Quinze anos atrás, quando, nos horários de folga, a equipe que eu integrava ia descansar um pouco durante o intenso trabalho em área indígena, víamos muitos grupos de crianças andando pela aldeia ou nadando na beira do rio a qualquer momento do dia, um jovem amadurecimento nos aprendizados tradicionais. Hoje em dia há um certo silêncio na aldeia, não se ouve mais o zumzumzum dos pequenos, estão na escola a entender nosso mundo sem entendimentos. A escola virou um lugar importante na comunidade, tudo se perfila.

O índio na escola revela novas perspectivas na aldeia, a paisagem sendo reelaborada em suas alternativas, ou como escreveu Bartomeu Melià,  não há um problema de educação indígena, há sim uma solução indígena ao problema da educação.

Novos caminhos interpelam os povos indígenas e o desafio se coloca na proteção da transmissão de seus saberes primordiais. Como sentar-se em uma cadeira estática por horas a fio e manter aceso o conhecimento tradicional para a sobrevivência?

A racionalidade dos povos tradicionais foi por séculos negada e apenas agora vemos uma possível aceitação de uma filosofia indígena por parte da academia. O ocidente desqualificou toda a capacidade originária na América do Sul ou África, território de colônias seculares, os caminhos da liberdade e a idade da razão encontram aqui seu dilema. A escola é sem dúvida um instrumento para os povos indígenas se resguardarem  no avanço de outras culturas, mas o que há de sorrateiro nesse modelo?

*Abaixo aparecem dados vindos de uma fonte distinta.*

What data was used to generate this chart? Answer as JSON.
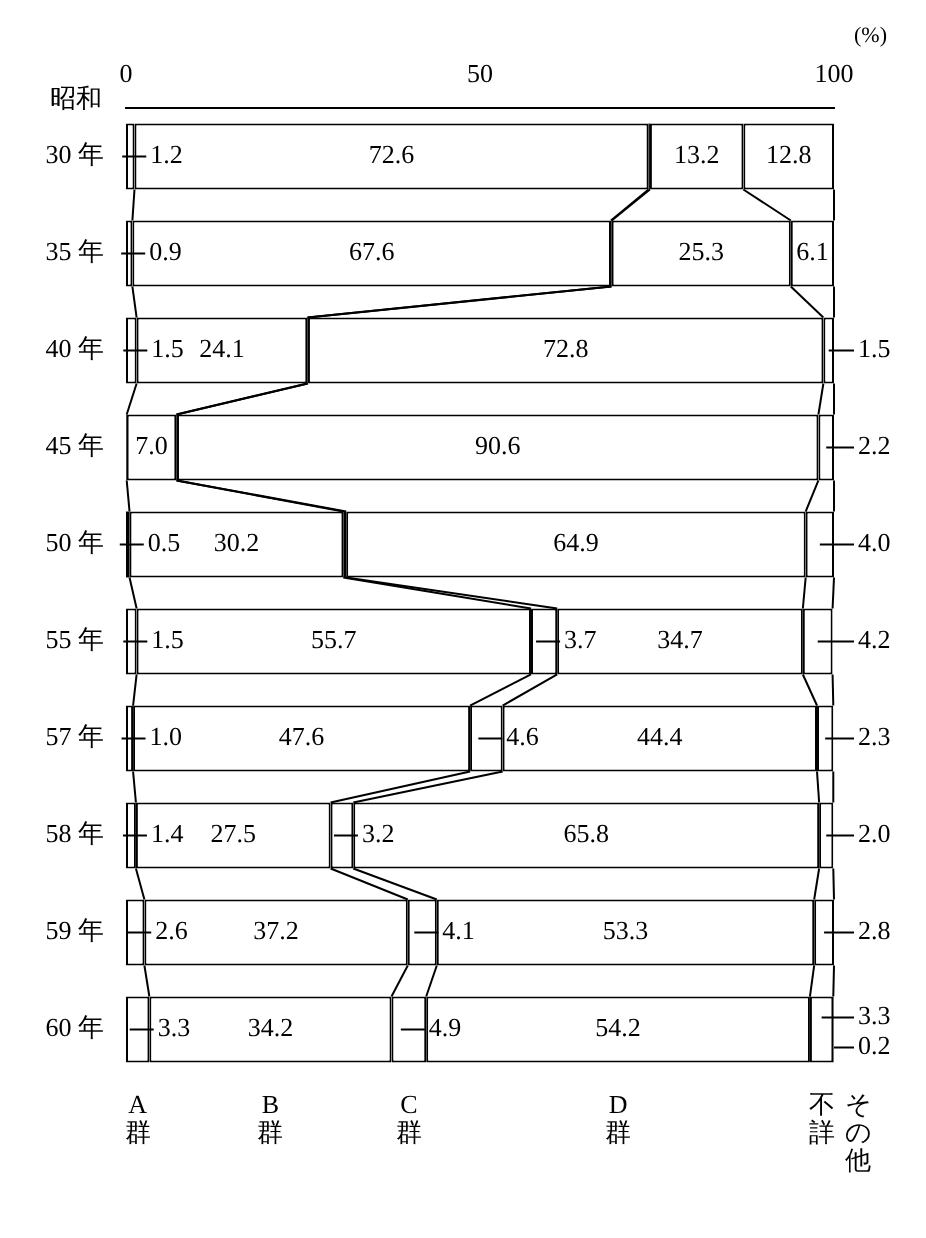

Antes eram arco e flecha com bola de cera na ponta que se entregavam às crianças para aprenderem a caçar em diversão. Hoje é caderno e lápis, horários para atividades e o momento para a merenda, nem tão admirável é o mundo novo que se apresenta na beira de rio.

A educação indígena viceja nas aldeias, e talvez esse seja o grupo de estudantes mais bilíngue do país, pois todos falam de dois a três idiomas, mas a poesia raleia entre os nativos. Na aldeia se estagia em outras formas e vicissitudes. Tudo desafia e se reinventa de A a Z, entre cartilhas e necessidades. 

Como o poeta Manoel de Barros, usarão a palavra para compor silêncios.